Créée en janvier 2013 par le Théâtre de la Rubrique à Jonquière, La liberté de Martin Bellemare est enfin produite à Montréal, sous la direction de Gaétan Paré. On dit enfin, car la pièce, précédée d'un excellent buzz, aborde un sujet brûlant avec doigté et discernement.

À mi-chemin entre les univers d'Orwell et d'Ionesco, le texte du jeune auteur pose - malgré quelques raccourcis - un beau problème d'éthique, sur un thème d'actualité: celui du suicide assisté.

Dans La liberté, l'État a pris en charge ses citoyens qui souhaitent mettre un terme à leur vie. Ils ont désormais le choix de leur propre mort (et même de la manière d'en finir), grâce à un service gouvernemental qui les accompagne dans cette ultime étape.

Paul (Frédéric Blanchette) y travaille depuis plusieurs années à titre de fonctionnaire, mais, dans un autre monde, il serait qualifié de «bourreau». Malgré les réserves de sa femme (Dominique Leduc), Paul obtient un emploi pour leur fils de 18 ans, préposé à l'accueil du même service gouvernemental.

Paul fait son travail avec devoir et application, convaincu que son service comble «un besoin social»: celui d'alléger la souffrance des désespérés.

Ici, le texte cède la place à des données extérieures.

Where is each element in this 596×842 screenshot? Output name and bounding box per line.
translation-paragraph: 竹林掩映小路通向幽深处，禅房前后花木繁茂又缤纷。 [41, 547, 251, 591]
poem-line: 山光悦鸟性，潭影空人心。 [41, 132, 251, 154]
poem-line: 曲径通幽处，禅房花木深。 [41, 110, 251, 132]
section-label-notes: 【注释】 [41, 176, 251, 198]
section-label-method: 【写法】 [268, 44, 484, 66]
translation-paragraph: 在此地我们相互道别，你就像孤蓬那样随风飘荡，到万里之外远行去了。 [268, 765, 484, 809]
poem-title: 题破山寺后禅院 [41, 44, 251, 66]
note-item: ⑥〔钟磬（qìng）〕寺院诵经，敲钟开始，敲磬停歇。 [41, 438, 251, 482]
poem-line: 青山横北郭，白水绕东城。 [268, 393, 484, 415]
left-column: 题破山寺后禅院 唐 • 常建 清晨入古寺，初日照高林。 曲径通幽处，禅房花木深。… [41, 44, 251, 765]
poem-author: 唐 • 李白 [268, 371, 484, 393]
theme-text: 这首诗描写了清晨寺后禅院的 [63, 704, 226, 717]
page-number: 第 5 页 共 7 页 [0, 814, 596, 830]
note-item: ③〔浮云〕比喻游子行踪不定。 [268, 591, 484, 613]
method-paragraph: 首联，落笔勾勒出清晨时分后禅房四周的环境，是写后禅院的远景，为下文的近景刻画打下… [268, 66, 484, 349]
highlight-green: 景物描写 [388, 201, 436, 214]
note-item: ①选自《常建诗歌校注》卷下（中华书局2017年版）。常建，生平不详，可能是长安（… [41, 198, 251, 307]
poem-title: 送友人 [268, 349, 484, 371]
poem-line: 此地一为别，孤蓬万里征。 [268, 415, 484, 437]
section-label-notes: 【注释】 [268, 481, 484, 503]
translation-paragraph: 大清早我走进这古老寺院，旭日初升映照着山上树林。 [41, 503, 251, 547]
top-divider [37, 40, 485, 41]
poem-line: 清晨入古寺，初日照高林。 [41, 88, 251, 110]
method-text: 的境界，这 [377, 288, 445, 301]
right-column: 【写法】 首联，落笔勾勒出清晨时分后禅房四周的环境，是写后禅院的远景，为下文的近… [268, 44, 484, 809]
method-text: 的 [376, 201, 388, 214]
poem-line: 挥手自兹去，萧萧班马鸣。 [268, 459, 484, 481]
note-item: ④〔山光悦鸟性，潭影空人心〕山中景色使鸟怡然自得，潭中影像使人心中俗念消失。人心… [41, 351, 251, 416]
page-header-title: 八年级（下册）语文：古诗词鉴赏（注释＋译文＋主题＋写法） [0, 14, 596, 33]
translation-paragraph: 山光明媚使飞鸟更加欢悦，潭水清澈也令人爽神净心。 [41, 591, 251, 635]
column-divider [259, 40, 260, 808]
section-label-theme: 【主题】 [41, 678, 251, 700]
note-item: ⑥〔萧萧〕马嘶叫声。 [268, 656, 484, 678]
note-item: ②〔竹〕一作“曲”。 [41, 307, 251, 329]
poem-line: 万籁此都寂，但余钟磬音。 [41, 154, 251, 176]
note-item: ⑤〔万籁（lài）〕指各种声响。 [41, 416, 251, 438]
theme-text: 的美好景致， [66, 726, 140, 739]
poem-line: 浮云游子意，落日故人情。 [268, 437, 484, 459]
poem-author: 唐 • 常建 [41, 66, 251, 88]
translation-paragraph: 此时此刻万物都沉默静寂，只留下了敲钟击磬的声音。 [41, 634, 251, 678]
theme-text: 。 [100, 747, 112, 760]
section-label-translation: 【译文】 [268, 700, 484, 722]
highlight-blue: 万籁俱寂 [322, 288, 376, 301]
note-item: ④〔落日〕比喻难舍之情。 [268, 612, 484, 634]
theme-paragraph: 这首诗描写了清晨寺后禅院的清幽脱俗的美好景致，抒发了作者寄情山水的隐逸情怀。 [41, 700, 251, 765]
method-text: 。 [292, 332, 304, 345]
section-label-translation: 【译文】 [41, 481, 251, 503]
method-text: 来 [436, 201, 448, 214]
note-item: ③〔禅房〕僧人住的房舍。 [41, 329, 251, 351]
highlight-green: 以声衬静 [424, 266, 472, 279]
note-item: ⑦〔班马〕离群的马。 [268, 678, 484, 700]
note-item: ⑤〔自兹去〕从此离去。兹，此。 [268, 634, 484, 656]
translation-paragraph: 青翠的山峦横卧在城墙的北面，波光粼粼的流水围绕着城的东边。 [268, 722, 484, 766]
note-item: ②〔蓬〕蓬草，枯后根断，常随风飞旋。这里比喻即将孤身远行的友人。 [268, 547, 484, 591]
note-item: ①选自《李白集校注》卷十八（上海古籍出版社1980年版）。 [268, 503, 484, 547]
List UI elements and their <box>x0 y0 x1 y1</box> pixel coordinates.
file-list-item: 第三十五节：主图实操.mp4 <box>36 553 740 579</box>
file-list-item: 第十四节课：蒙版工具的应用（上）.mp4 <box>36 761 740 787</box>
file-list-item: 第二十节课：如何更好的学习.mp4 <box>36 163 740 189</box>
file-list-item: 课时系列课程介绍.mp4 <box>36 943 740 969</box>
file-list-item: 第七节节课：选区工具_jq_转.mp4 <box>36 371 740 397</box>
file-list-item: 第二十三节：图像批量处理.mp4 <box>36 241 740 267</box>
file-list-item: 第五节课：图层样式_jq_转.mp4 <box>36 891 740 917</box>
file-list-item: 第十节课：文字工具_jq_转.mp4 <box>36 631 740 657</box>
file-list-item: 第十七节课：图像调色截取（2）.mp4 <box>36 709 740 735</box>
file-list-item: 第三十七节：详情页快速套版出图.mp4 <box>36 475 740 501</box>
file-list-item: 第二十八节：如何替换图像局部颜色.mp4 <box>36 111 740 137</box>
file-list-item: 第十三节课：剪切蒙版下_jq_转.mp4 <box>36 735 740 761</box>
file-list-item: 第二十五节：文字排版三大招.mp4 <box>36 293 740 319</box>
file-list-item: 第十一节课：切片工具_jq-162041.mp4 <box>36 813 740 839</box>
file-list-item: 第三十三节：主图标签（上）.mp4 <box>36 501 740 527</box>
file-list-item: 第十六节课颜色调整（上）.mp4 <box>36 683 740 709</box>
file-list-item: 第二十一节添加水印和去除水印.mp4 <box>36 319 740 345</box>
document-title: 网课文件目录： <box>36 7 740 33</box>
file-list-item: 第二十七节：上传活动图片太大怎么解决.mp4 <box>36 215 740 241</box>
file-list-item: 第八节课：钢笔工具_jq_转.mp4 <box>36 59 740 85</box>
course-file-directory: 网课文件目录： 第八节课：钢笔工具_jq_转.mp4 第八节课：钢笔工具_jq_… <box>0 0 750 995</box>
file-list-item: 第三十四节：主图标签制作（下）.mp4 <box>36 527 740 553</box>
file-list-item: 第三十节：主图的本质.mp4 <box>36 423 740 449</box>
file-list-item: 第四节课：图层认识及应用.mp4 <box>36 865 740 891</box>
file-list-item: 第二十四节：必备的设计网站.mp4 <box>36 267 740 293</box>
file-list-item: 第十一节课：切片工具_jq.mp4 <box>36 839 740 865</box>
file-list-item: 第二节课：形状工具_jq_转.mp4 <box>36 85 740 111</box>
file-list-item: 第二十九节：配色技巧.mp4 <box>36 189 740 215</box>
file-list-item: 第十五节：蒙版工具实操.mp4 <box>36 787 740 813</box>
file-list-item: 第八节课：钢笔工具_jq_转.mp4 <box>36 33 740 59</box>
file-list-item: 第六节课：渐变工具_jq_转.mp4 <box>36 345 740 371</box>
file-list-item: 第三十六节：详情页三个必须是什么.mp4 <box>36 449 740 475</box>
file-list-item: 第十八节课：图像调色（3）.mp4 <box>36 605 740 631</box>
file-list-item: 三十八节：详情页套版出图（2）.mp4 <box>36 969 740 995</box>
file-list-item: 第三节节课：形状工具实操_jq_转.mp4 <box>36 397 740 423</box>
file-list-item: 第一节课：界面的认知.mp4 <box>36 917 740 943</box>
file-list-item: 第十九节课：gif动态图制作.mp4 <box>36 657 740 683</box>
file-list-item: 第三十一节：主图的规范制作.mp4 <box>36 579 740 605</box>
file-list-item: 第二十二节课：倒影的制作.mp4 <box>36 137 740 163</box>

Selon lui, on peut prendre «la décision raisonnée de se suicider, comme Hubert Aquin». L'État ne fait donc qu'encadrer ce choix en permettant aux citoyens de mourir dans la dignité.

Un propos qui fait réfléchir

Gaétan Paré situe l'action dans une espèce d'antichambre de la mort, sans décor ou presque, dans un climat froid et lourd. Le jeu distancié des comédiens alimente l'étrangeté des rapports entre les personnages. On est dans le degré zéro de l'esthétique théâtrale.

Vous aurez compris que La liberté est une pièce qu'on va voir davantage pour le fond que pour la forme. L'auteur présente la situation froidement et sans jugement, laissant aux spectateurs la liberté du point de vue. On vous conseille d'aller voir cette production en groupe, pour discuter et débattre des enjeux soulevés après la représentation.

Au bout de compte, La liberté démontre que personne ne peut choisir à la place des autres. Face à la mort, l'individu est terriblement seul.

De Martin Bellemare. Mise en scène de Gaétan Paré.

À la salle Fred-Barry du Théâtre Denise-Pelletier jusqu'au 24 octobre.